Biophony: Ecological Soundscapes

Yesterday’s New York Times Magazine had a great profile on Bernie Krause, whose work with ecological soundscapes is truly remarkable. Bernie goes out into the wilderness and records the entire soundscape, mapping it onto a kind of musical score. In particular, he’s been working for nearly forty years to

…record the earth’s rapidly disappearing “biophony” — a term he coined to describe that portion of the soundscape contributed by nonhuman creatures. Biophony, Krause has theorized, is unique to each place; nowhere in nature sounds exactly like anywhere else. This idea has led him toward a controversial way of thinking that would broaden the scope of today’s evolutionary biology. Many animals, he argues, have evolved to squeeze their vocalizations into available niches of the soundscape in order to be heard by others of their kind. Evolution isn’t just about the competition for space or food but also for bandwidth. If a species cannot find a sonic niche of its own, it will not survive.

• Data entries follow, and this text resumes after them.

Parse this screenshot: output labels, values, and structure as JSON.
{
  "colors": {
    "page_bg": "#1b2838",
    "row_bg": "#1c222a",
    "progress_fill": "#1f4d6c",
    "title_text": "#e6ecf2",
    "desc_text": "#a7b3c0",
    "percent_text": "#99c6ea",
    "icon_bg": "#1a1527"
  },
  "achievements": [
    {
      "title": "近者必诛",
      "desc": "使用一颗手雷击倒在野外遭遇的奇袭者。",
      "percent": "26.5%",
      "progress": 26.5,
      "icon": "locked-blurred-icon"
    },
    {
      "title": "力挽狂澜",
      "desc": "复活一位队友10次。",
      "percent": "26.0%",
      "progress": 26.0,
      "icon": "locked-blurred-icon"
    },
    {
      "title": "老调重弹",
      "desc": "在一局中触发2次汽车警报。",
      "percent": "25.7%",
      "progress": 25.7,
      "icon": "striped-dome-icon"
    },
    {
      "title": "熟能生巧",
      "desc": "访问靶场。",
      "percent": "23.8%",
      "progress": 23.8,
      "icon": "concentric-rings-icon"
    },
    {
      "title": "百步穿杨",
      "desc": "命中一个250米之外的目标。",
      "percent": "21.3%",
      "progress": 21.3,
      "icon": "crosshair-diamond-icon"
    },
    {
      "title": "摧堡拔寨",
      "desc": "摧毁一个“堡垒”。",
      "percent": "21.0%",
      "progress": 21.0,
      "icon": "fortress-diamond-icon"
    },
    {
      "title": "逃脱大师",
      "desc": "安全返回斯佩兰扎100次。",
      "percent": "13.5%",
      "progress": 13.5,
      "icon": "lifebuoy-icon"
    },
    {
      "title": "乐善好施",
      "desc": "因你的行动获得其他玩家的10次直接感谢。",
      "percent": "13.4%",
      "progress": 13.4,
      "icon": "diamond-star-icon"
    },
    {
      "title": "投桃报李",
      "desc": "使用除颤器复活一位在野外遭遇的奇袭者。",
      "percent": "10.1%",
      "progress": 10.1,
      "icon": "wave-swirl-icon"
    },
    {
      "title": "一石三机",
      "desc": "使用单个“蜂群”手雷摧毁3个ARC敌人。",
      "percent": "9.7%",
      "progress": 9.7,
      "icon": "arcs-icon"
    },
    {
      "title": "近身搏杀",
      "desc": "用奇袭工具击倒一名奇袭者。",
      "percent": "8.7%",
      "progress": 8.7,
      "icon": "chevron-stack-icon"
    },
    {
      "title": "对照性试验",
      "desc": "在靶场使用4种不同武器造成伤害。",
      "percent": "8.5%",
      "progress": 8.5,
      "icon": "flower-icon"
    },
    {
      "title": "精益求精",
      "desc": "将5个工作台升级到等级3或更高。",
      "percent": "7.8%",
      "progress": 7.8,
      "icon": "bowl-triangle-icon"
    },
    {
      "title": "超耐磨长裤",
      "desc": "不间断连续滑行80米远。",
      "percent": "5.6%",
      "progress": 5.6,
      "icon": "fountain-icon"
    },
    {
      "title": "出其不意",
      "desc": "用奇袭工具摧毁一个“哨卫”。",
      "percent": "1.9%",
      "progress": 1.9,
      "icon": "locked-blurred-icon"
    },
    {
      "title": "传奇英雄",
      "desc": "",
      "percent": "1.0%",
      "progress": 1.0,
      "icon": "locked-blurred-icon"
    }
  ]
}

I first met Bernie at Foo Camp a few years back (one of the many serendipitous introductions that Foo makes possible), and reconnected with him recently because of some cool work he’s been doing in mapping soundscapes onto Google Earth. (I’m hoping that Google helps him expand on this idea! Imagine being able to zoom in to a spot on earth and not just see the map detail, but also hear typical sounds. This is as true of human city soundscapes as natural ones!) We’re going to have him show some of his work at Where 2.0 in May.

His work really is important, and not just cool–he’s finding that animal ecologies are actively harmed by noise as well as other human intrusions:

One of his Aha! moments occurred in Venezuela, where Krause was recording warblers. “The birds would fly through grids of sounds until they found a place where their voices wouldn’t be masked,” he says. Krause noticed that birds who settled in compromised habitats — logged-over second-growth forests, for instance — encountered unexpected vocal competitors from other species and found their mating songs masked. Warblers that failed to find unoccupied bandwidth failed to breed, Krause observed, eventually convincing him of the validity of his niche hypothesis, the contention that animals evolve to fill vocal niches to best be heard by potential mates.

What’s more, those natural sound ecologies are rapidly disappearing. There are fewer and fewer places on earth where man-made sounds do not intrude.